Multiple times lately I'll be using OBS in a Zoom Webinar or Meeting and the obs feed is either extremely slow and lagging, freezes completely, is blurry, the screen share is just a blank black screen to my viewers/attendees, or a combination of all of these issues.

When this happens, I change my camera option to the direct camera (instead of obs) and screen share directly to the element (desktop, browser, etc) and immediately my viewers/attendees tell me that the view is crisp, better timed, etc.

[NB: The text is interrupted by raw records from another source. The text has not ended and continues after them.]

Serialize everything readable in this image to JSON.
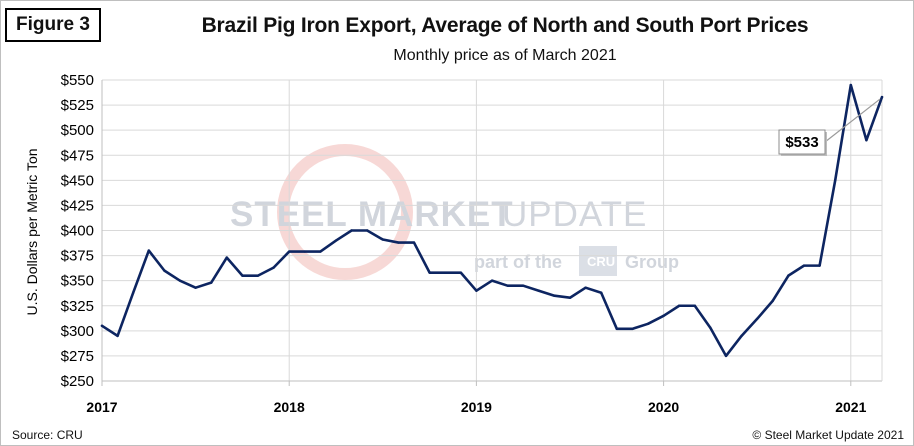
{
  "figure_label": "Figure 3",
  "source": "Source: CRU",
  "copyright": "© Steel Market Update 2021",
  "watermark": {
    "line1_bold": "STEEL MARKET",
    "line1_light": "UPDATE",
    "line2_a": "part of the",
    "line2_logo": "CRU",
    "line2_b": "Group"
  },
  "colors": {
    "line": "#0d2561",
    "grid": "#d9d9d9",
    "axis": "#bfbfbf"
  },
  "chart_data": {
    "type": "line",
    "title": "Brazil Pig Iron Export, Average of North and South Port Prices",
    "subtitle": "Monthly price as of March 2021",
    "ylabel": "U.S. Dollars per Metric Ton",
    "xlabel": "",
    "ylim": [
      250,
      550
    ],
    "grid": true,
    "y_ticks": [
      250,
      275,
      300,
      325,
      350,
      375,
      400,
      425,
      450,
      475,
      500,
      525,
      550
    ],
    "y_tick_labels": [
      "$250",
      "$275",
      "$300",
      "$325",
      "$350",
      "$375",
      "$400",
      "$425",
      "$450",
      "$475",
      "$500",
      "$525",
      "$550"
    ],
    "x_ticks": [
      0,
      12,
      24,
      36,
      48
    ],
    "x_tick_labels": [
      "2017",
      "2018",
      "2019",
      "2020",
      "2021"
    ],
    "x_index_max": 50,
    "annotation": {
      "label": "$533",
      "value": 533
    },
    "series": [
      {
        "name": "Average of North and South Port Prices",
        "x": [
          0,
          1,
          2,
          3,
          4,
          5,
          6,
          7,
          8,
          9,
          10,
          11,
          12,
          13,
          14,
          15,
          16,
          17,
          18,
          19,
          20,
          21,
          22,
          23,
          24,
          25,
          26,
          27,
          28,
          29,
          30,
          31,
          32,
          33,
          34,
          35,
          36,
          37,
          38,
          39,
          40,
          41,
          42,
          43,
          44,
          45,
          46,
          47,
          48,
          49,
          50
        ],
        "values": [
          305,
          295,
          338,
          380,
          360,
          350,
          343,
          348,
          373,
          355,
          355,
          363,
          379,
          379,
          379,
          390,
          400,
          400,
          391,
          388,
          388,
          358,
          358,
          358,
          340,
          350,
          345,
          345,
          340,
          335,
          333,
          343,
          338,
          302,
          302,
          307,
          315,
          325,
          325,
          303,
          275,
          295,
          312,
          330,
          355,
          365,
          365,
          450,
          545,
          490,
          533
        ]
      }
    ]
  }
}
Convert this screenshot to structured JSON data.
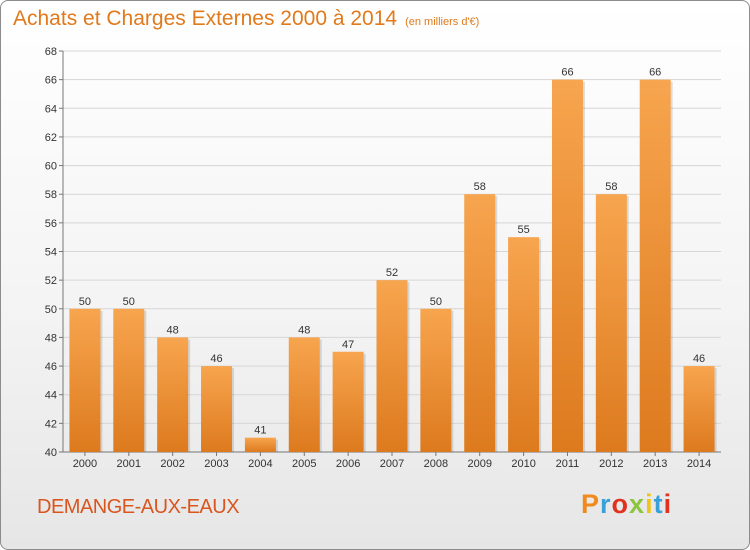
{
  "header": {
    "title": "Achats et Charges Externes 2000 à 2014",
    "unit": "(en milliers d'€)"
  },
  "footer": {
    "commune": "DEMANGE-AUX-EAUX",
    "logo_letters": [
      "P",
      "r",
      "o",
      "x",
      "i",
      "t",
      "i"
    ],
    "logo_colors": [
      "#f08a1c",
      "#3aa0d8",
      "#e0331f",
      "#8bc63e",
      "#f0c419",
      "#3aa0d8",
      "#e0331f"
    ]
  },
  "colors": {
    "bar_light": "#f7a54f",
    "bar_dark": "#dd7a1e",
    "title": "#e07a1c",
    "grid": "#d6d6d6"
  },
  "chart_data": {
    "type": "bar",
    "title": "Achats et Charges Externes 2000 à 2014",
    "subtitle": "(en milliers d'€)",
    "categories": [
      "2000",
      "2001",
      "2002",
      "2003",
      "2004",
      "2005",
      "2006",
      "2007",
      "2008",
      "2009",
      "2010",
      "2011",
      "2012",
      "2013",
      "2014"
    ],
    "values": [
      50,
      50,
      48,
      46,
      41,
      48,
      47,
      52,
      50,
      58,
      55,
      66,
      58,
      66,
      46
    ],
    "ylim": [
      40,
      68
    ],
    "yticks": [
      40,
      42,
      44,
      46,
      48,
      50,
      52,
      54,
      56,
      58,
      60,
      62,
      64,
      66,
      68
    ],
    "grid": true
  }
}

Please help me with this issue cause i am on the verge of ditching obs as this issue continues to happen.

Log file:


			https://obsproject.com/logs/Ji4ABpOqTnuhLPxr


----------



## Bigpete1911 (Feb 2, 2021)

Im having the same problem.


----------



## princesskatja (Feb 2, 2021)

I find that I can only run 3 cameras. I can put them on separate hubs, etc. but 3 appears to be the limit. Zoom/windows has no issue. So frustrating. I want to use OBS for scene switching with Streamdeck for live teaching but can't really trust it to perform.


----------



## crzyg8r (Feb 19, 2021)

princesskatja said:


> I find that I can only run 3 cameras. I can put them on separate hubs, etc. but 3 appears to be the limit. Zoom/windows has no issue. So frustrating. I want to use OBS for scene switching with Streamdeck for live teaching but can't really trust it to perform.


I am having the issue with 1 camera on a mac that has 16g of ram to the point where lately I have ditched OBS completely as I can't trust it either.  And so far no one has really offered any help in these forums (your response was the closest).  Pretty frustrating


----------



## secuspec (Apr 6, 2021)

Obviously broken. I am experiencing the same problems. If I restart OBS, the virtual camit is running a few seconds then it starts lagging and finally freezes. OBS itself is running and the control picture is running smoothly.
That's unusable regretfully :-(


----------



## Joe128738917049219 (Apr 20, 2021)

Hi everyone, I had the same issue and found a solution - at least on my end. If you change your output to 720, this seems to resolve this issue. 

It is a bit annoying that you have to do this as you didn't need to before - and if you are wanting to stream/record in 1080 you can't now. For my purposes 720 will work fine so I have just switched the output to 720. However I hope this is updated for people for whom that isn't an option.


----------



## secuspec (Apr 23, 2021)

Joe128738917049219 said:


> Hi everyone, I had the same issue and found a solution - at least on my end. If you change your output to 720, this seems to resolve this issue.
> 
> It is a bit annoying that you have to do this as you didn't need to before - and if you are wanting to stream/record in 1080 you can't now. For my purposes 720 will work fine so I have just switched the output to 720. However I hope this is updated for people for whom that isn't an option.



Indeed that was part of the solution. Many thanks for this hint.

Best regards,
Steffen


----------



## kpsoundsup (Apr 27, 2021)

I just began having this issue with some macs at my work. They've been running smoothly for 2 months, nothing has been changed or updated. OBS - > NDI - > Zoom. Outputting at 720p. Everything is fine and then it will just brick and freeze at random intervals.


----------